Revenue acquired in 2017 through bolt-on acquisitions expected between €270 million and €300 million on a full-year basis.

Group revenue to grow by 23% to 25% at constant FX (c.6% ex SAG).

Group EBITA margin between 6.3% and 6.5%.

Cash conversion at c.100%.

Adjusted EPS to grow strongly.

Dividend pay-out ratio at c.40% of adjusted net income attributable to the Group.

Conference call for investors and analysts

Date: Friday, November 10th, 2017
9.00 am Paris time - 8.00 am London time

Speakers:
Gauthier Louette, Chairman & CEO
Denis Chêne, CFO

Disclaimer

Certain information included in this press release are not historical facts but are forward-looking statements. These forward-looking statements are based on current beliefs, expectations and assumptions, including, without limitation, assumptions regarding present and future business strategies (including the successful integration of SAG) and the environment in which SPIE operates, and involve known and unknown risks, uncertainties and other factors, which may cause actual results, performance or achievements, or industry results or other events, to be materially different from those expressed or implied by these forward-looking statements.

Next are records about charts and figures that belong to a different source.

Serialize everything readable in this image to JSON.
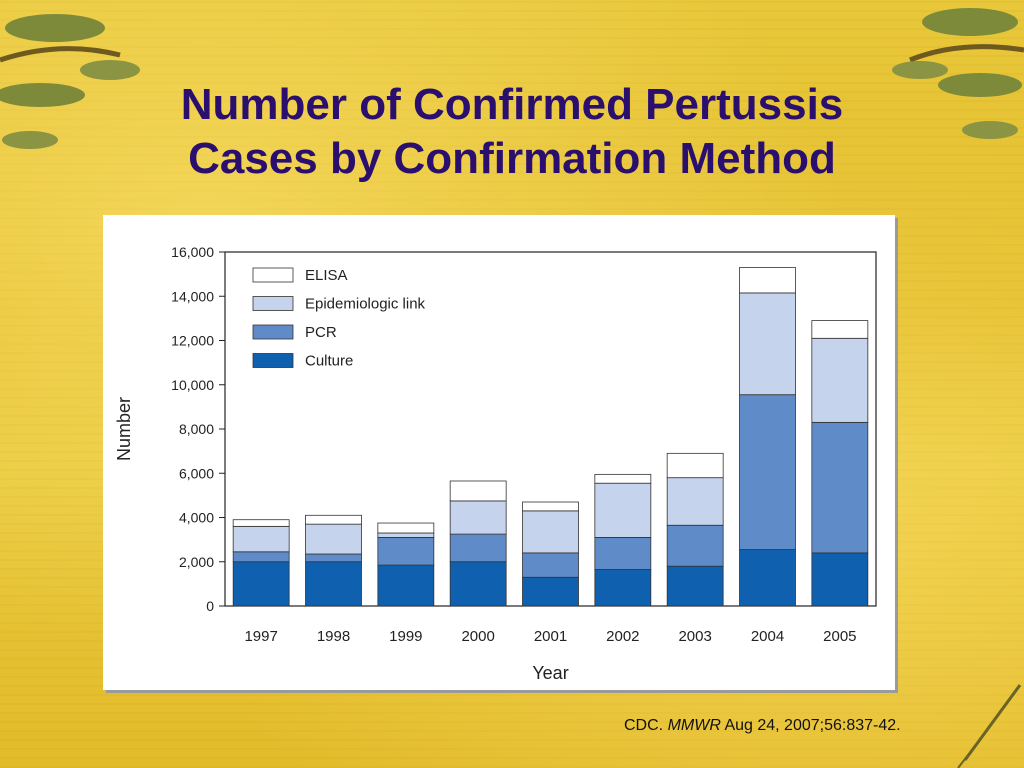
{
  "slide": {
    "title_line1": "Number of Confirmed Pertussis",
    "title_line2": "Cases by Confirmation Method",
    "citation_prefix": "CDC. ",
    "citation_journal": "MMWR",
    "citation_suffix": " Aug 24, 2007;56:837-42."
  },
  "chart_data": {
    "type": "bar",
    "stacked": true,
    "categories": [
      "1997",
      "1998",
      "1999",
      "2000",
      "2001",
      "2002",
      "2003",
      "2004",
      "2005"
    ],
    "series": [
      {
        "name": "Culture",
        "color": "#1060b0",
        "values": [
          2000,
          2000,
          1850,
          2000,
          1300,
          1650,
          1800,
          2550,
          2400
        ]
      },
      {
        "name": "PCR",
        "color": "#5f8cc8",
        "values": [
          450,
          350,
          1250,
          1250,
          1100,
          1450,
          1850,
          7000,
          5900
        ]
      },
      {
        "name": "Epidemiologic link",
        "color": "#c5d3ec",
        "values": [
          1150,
          1350,
          200,
          1500,
          1900,
          2450,
          2150,
          4600,
          3800
        ]
      },
      {
        "name": "ELISA",
        "color": "#ffffff",
        "values": [
          300,
          400,
          450,
          900,
          400,
          400,
          1100,
          1150,
          800
        ]
      }
    ],
    "xlabel": "Year",
    "ylabel": "Number",
    "ylim": [
      0,
      16000
    ],
    "yticks": [
      0,
      2000,
      4000,
      6000,
      8000,
      10000,
      12000,
      14000,
      16000
    ],
    "ytick_labels": [
      "0",
      "2,000",
      "4,000",
      "6,000",
      "8,000",
      "10,000",
      "12,000",
      "14,000",
      "16,000"
    ],
    "legend_order": [
      "ELISA",
      "Epidemiologic link",
      "PCR",
      "Culture"
    ],
    "legend_position": "top-left",
    "grid": false
  }
}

Forward-looking statements speak only as of the date of this press release and SPIE expressly disclaims any obligation or undertaking to release any update or revisions to any forward-looking statements included in this press release to reflect any change in expectations or any change in events, conditions or circumstances on which these forward-looking statements are based. Such forward- looking statements are for illustrative purposes only. Forward-looking information and statements are not guarantees of future performances and are subject to various risks and uncertainties, many of which are difficult to predict and generally beyond the control of SPIE. Actual results could differ materially from those expressed in, or implied or projected by, forward-looking information and statements. These risks and uncertainties include those discussed or identified under Chapter 4 “Risk factors” in the 2016 Registration Document, which received the AMF visa n° R. 17 - 0017 on April 18th, 2017, and is available on the website of the Company (www.spie.com) and of the AMF (www.amf-france.org).

This press release includes only summary information and does not purport to be comprehensive. No reliance should be placed on the accuracy or completeness of the information or opinions contained in this press release.

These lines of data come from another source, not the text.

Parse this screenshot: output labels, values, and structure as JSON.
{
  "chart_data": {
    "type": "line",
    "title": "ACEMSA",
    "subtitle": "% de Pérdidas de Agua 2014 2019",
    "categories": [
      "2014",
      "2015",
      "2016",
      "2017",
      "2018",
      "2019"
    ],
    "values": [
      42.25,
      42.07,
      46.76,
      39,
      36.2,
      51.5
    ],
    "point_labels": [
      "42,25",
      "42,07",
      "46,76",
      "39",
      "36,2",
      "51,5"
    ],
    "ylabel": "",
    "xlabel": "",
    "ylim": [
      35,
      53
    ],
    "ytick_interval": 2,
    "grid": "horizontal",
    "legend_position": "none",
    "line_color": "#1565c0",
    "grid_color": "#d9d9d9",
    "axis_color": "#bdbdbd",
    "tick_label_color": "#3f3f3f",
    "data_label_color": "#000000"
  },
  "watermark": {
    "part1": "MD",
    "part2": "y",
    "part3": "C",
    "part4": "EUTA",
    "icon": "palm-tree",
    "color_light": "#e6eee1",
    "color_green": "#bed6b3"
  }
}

The historical figures (up to FY16) related to SAG included in this press release have been provided to SPIE by SAG within the context of the acquisition process. These historical figures have not been audited or subject to a limited review by the auditors of SPIE.

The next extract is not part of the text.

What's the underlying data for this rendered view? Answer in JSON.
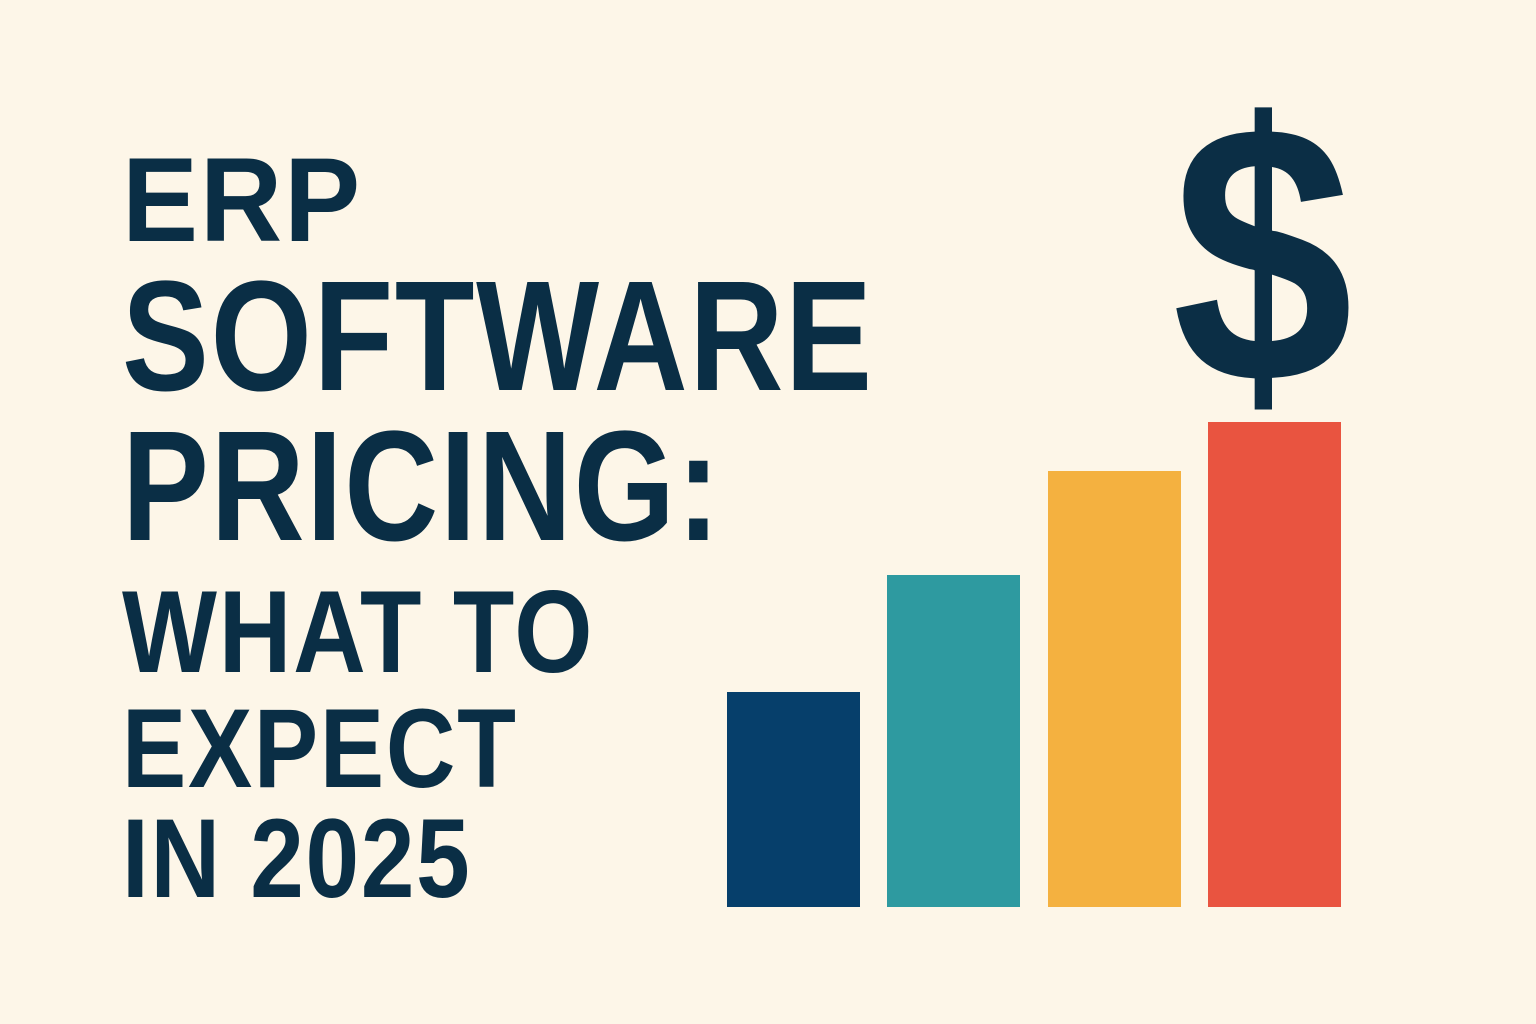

This press release includes pro forma financial information in relation to the financial year ended December 31st, 2016, which has been prepared as if the acquisition of SAG by SPIE had been completed as of January 1st, 2016. This pro forma financial information is provided for information purposes only and does not represent the results that would have been achieved if this acquisition had actually been completed on such date.

This press release does not contain or constitute an offer of securities for sale or an invitation or inducement to invest in securities in France, the United States or any other jurisdiction.